Une si courtoise dictature
Le guide copte Sameh me dit que lorsqu’il voit la police, il se sent en sécurité. Au Caire, dans le quartier d’Agouza au bord du Nil, où je suis logée chez un ami, face au poste de police, il semble toujours se passer quelque chose. Un grand camion bleu foncé avec de très petites fenêtres est garé devant le poste. Un quartier sûr. De nombreux hommes en veste de cuir, au regard vif, sont manifestement en train d’observer tout ce qui bouge avec une attention sans faille. Par moments, surtout la nuit, la rue est bondée de femmes, jeunes et vieilles, debout, le regard fixé sur le portail du poste de police, dans l’attente d’une libération espérée de leur fils ou petit-fils. L’immeuble de mon hôte est gardé par trois bawabayin, des portiers à qui rien ni personne n’échappe. Ainsi ai-je appris qu’un ami de l’entourage de mon hôte, interpellé à mon égard, a dû inventer que je suis la sœur de celui-ci – une histoire plausible qui me vaut respect et protection.

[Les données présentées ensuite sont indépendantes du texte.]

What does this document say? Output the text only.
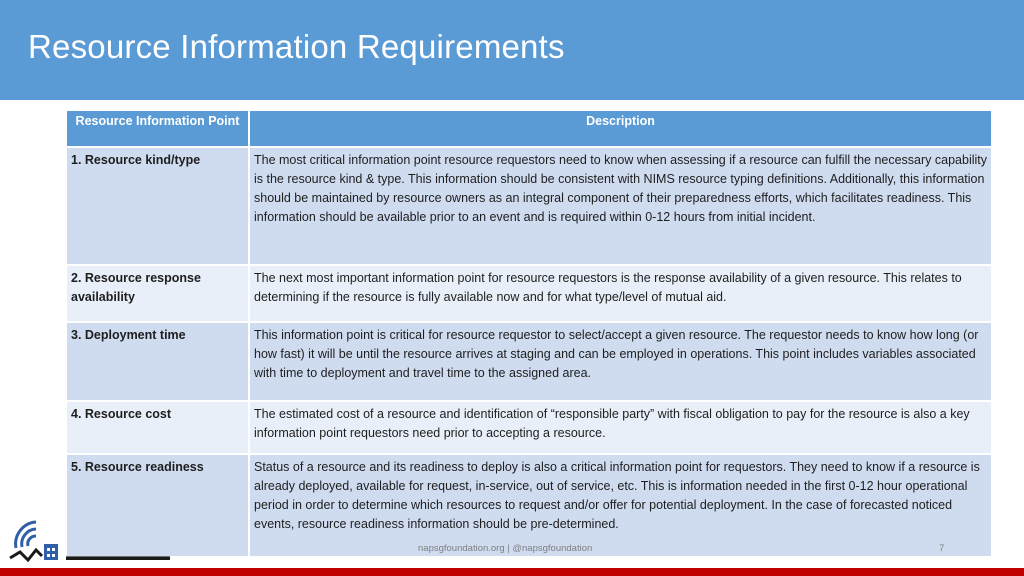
Resource Information Requirements
Resource Information Point	Description
1. Resource kind/type	The most critical information point resource requestors need to know when assessing if a resource can fulfill the necessary capability is the resource kind & type. This information should be consistent with NIMS resource typing definitions. Additionally, this information should be maintained by resource owners as an integral component of their preparedness efforts, which facilitates readiness. This information should be available prior to an event and is required within 0-12 hours from initial incident.
2. Resource response availability	The next most important information point for resource requestors is the response availability of a given resource. This relates to determining if the resource is fully available now and for what type/level of mutual aid.
3. Deployment time	This information point is critical for resource requestor to select/accept a given resource. The requestor needs to know how long (or how fast) it will be until the resource arrives at staging and can be employed in operations. This point includes variables associated with time to deployment and travel time to the assigned area.
4. Resource cost	The estimated cost of a resource and identification of “responsible party” with fiscal obligation to pay for the resource is also a key information point requestors need prior to accepting a resource.
5. Resource readiness	Status of a resource and its readiness to deploy is also a critical information point for requestors. They need to know if a resource is already deployed, available for request, in-service, out of service, etc. This is information needed in the first 0-12 hour operational period in order to determine which resources to request and/or offer for potential deployment. In the case of forecasted noticed events, resource readiness information should be pre-determined.
napsgfoundation.org | @napsgfoundation	7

Une visite au pittoresque souk Khan Al-Khalili, au Caire, constitue un incontournable pour tout touriste. Ahmed, le chauffeur de taxi, me convainc que je ne peux m’y aventurer seule. J’accepte donc d’être chaperonnée. Mon projet de faire quelques emplettes doit être prévu à l’avance car je ne dois ni ouvrir la bouche, ni rien révéler de ma personne, ni laisser entendre que je m’intéresse à quoi que ce soit dans ces étals multicolores et alléchants. Je parviens quand même, avec une certaine satisfaction, à marchander à bon prix après qu’Ahmed a déclaré avec conviction que je suis l’épouse de son oncle qui vit en Europe.
Près de Bab Zuweila, l’une des trois portes donnant sur la vieille ville, je suis attirée par des parfums orientaux qui m’emplissent les narines. Je découvre le grand comptoir d’épices et de racines d’Abdul Rahman, qui existe depuis 1920. Je photographie tant l’intérieur que l’extérieur avant de poursuivre ma flânerie. C’est alors qu’un policier, ou militaire (je ne réussis pas à les distinguer), m’aborde, avec le sourire, me prenant légèrement par le bras. Naïve, je crois qu’il veut me guider pour traverser la rue qui peut s’avérer carrément dangereuse, étant donné que les voitures roulent à une vitesse hyperbolique. Je suis donc emmenée en face et dirigée vers un personnage de haute stature, debout parmi d’autres hommes en uniforme qui me regardent avec intérêt et bienveillance. Le grand annonce: «I am a General!». Sûre qu’il s’agit d’une blague, je lui fais un salut militaire, qu’il accepte avec un sourire. Quand je lui fais remarquer qu’il n’a pas d’uniforme, il ouvre sa veste pour découvrir des épaulettes et 5 grosses étoiles dorées. La conversation qui s’ensuit, plutôt sympathique bien qu’échangée laborieusement du fait de son anglais rudimentaire, vise à vérifier si j’ai fait des photos de sujets militaires ou tangibles.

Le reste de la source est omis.